"The tests are based on our recent research, which discovered IL-33 plays a significant role in the development of asthma," Associate Professor Phipps said.
"While IL-33 is well known for causing bronchial inflammation in asthmatics, our research demonstrated for the first time that it also weakens the ability of asthmatics to fend off respiratory viral infections, a common trigger of asthma attacks.
"We're hopeful the new drug will be able to reverse or slow down the development of asthma by blocking the IL-33 protein."
The mouse model research is published in The Journal of Allergy and Clinical Immunology, the leading international journal for asthma and allergy research.
Lead authors of the study were research team members postdoctoral fellow Dr Jason Lynch and PhD student Miss Rhiannon Werder.

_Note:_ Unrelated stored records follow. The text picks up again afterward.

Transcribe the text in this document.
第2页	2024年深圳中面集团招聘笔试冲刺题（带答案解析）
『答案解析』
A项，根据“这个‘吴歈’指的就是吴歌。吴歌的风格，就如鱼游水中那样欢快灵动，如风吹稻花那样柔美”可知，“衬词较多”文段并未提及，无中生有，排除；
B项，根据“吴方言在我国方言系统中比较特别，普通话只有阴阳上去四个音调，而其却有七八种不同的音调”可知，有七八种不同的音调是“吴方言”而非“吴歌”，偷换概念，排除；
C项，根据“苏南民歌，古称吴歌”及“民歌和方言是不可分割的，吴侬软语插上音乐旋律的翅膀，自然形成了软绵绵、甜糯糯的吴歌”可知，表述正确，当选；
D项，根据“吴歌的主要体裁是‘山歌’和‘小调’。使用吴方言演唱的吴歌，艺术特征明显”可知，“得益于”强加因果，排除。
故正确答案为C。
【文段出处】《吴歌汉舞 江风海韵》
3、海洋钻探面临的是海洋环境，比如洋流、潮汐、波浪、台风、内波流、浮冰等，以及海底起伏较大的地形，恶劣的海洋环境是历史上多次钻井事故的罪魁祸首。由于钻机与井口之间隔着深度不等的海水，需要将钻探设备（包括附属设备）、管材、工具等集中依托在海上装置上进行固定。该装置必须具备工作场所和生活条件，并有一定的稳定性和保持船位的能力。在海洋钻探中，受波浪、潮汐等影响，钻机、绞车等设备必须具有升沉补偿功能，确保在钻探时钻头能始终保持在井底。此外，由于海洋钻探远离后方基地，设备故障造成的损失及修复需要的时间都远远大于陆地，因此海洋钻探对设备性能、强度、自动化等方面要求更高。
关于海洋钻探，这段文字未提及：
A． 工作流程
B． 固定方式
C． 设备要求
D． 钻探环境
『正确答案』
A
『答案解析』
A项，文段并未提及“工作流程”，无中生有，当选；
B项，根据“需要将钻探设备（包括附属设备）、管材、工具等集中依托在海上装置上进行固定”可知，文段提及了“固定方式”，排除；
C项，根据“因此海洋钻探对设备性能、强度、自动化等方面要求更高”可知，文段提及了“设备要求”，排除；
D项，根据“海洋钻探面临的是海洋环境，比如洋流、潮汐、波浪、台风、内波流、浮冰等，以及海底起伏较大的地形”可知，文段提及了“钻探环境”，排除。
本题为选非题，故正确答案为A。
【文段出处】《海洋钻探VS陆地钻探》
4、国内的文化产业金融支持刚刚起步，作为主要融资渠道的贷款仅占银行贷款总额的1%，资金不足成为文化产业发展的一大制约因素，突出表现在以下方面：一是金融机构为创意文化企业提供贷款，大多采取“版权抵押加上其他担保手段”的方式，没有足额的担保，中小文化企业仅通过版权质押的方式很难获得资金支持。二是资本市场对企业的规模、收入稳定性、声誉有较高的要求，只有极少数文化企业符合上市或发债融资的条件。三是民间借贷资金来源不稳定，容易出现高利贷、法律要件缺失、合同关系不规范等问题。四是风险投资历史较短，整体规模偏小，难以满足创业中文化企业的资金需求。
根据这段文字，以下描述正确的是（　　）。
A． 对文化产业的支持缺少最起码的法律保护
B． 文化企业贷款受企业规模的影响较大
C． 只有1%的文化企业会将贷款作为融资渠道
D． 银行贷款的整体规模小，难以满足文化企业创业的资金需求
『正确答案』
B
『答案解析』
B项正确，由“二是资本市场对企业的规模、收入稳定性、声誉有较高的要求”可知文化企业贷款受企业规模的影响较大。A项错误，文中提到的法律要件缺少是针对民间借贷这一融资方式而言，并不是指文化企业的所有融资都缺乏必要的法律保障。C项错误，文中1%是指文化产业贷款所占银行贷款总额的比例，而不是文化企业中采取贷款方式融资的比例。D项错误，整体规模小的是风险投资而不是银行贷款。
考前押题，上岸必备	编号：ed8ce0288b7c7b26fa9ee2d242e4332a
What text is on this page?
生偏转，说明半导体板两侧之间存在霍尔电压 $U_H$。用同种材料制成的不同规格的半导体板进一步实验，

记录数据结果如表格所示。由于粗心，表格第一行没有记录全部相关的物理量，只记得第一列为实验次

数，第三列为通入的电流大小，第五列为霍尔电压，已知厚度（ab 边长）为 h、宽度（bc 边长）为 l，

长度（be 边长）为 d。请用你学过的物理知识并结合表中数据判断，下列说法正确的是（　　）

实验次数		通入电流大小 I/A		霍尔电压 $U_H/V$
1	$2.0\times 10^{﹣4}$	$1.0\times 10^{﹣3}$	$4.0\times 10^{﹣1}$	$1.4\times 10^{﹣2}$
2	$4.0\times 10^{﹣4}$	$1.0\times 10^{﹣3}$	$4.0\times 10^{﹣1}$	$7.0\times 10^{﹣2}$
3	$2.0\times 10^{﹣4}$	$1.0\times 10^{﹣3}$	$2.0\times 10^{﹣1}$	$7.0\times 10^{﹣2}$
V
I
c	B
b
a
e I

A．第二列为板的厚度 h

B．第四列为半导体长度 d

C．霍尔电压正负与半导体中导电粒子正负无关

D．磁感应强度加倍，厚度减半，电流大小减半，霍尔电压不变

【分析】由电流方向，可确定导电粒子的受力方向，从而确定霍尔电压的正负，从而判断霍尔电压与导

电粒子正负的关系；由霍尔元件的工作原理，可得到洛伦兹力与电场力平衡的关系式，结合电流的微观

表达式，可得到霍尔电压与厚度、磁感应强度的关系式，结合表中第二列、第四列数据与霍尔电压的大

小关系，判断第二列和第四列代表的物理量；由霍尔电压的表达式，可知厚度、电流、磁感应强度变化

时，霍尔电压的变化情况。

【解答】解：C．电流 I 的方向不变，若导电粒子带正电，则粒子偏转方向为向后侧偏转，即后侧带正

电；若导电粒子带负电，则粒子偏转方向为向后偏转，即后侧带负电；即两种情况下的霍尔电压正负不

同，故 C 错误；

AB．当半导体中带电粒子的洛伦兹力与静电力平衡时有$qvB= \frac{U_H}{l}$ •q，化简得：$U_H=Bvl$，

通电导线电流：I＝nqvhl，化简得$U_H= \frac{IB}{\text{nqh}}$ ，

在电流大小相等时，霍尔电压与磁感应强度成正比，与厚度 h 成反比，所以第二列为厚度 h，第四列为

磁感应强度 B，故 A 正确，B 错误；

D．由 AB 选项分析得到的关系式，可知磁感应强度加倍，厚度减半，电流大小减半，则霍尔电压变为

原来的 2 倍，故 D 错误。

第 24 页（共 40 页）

Dr Lynch said the research discovery stemmed from a preclinical model that he established to understand why co-exposure to respiratory viruses and allergens was a key driver of asthma development in early life.
"We found exposure to a respiratory virus, followed very closely by exposure to an allergen, induced the release of IL-33," Dr Lynch said.
"The excess IL-33 protein was found not only to hinder recovery from the virus but also to promote the development of more severe and persistent symptoms of the disease.
"However if mice were exposed to an allergen at a time before contracting the virus it made no difference to their recovery process."
Miss Werder is conducting laboratory tests of the new drug as part of her PhD research.
"Our aim is to eventually come up with better treatment therapies that will reverse or slow down the progression of asthma rather than just ease the symptoms," Miss Werder said.
Lynch JP, Werder RB, Simpson J, Loh Z, Zhang V, Haque A, Spann K, Sly PD, Mazzone SB, Upham JW, Phipps S.
Aeroallergen-induced IL-33 predisposes to respiratory virus-induced asthma by dampening antiviral immunity.
J Allergy Clin Immunol. 2016 Apr 25. pii: S0091-6749(16)30150-6. doi: 10.1016/j.jaci.2016.02.039.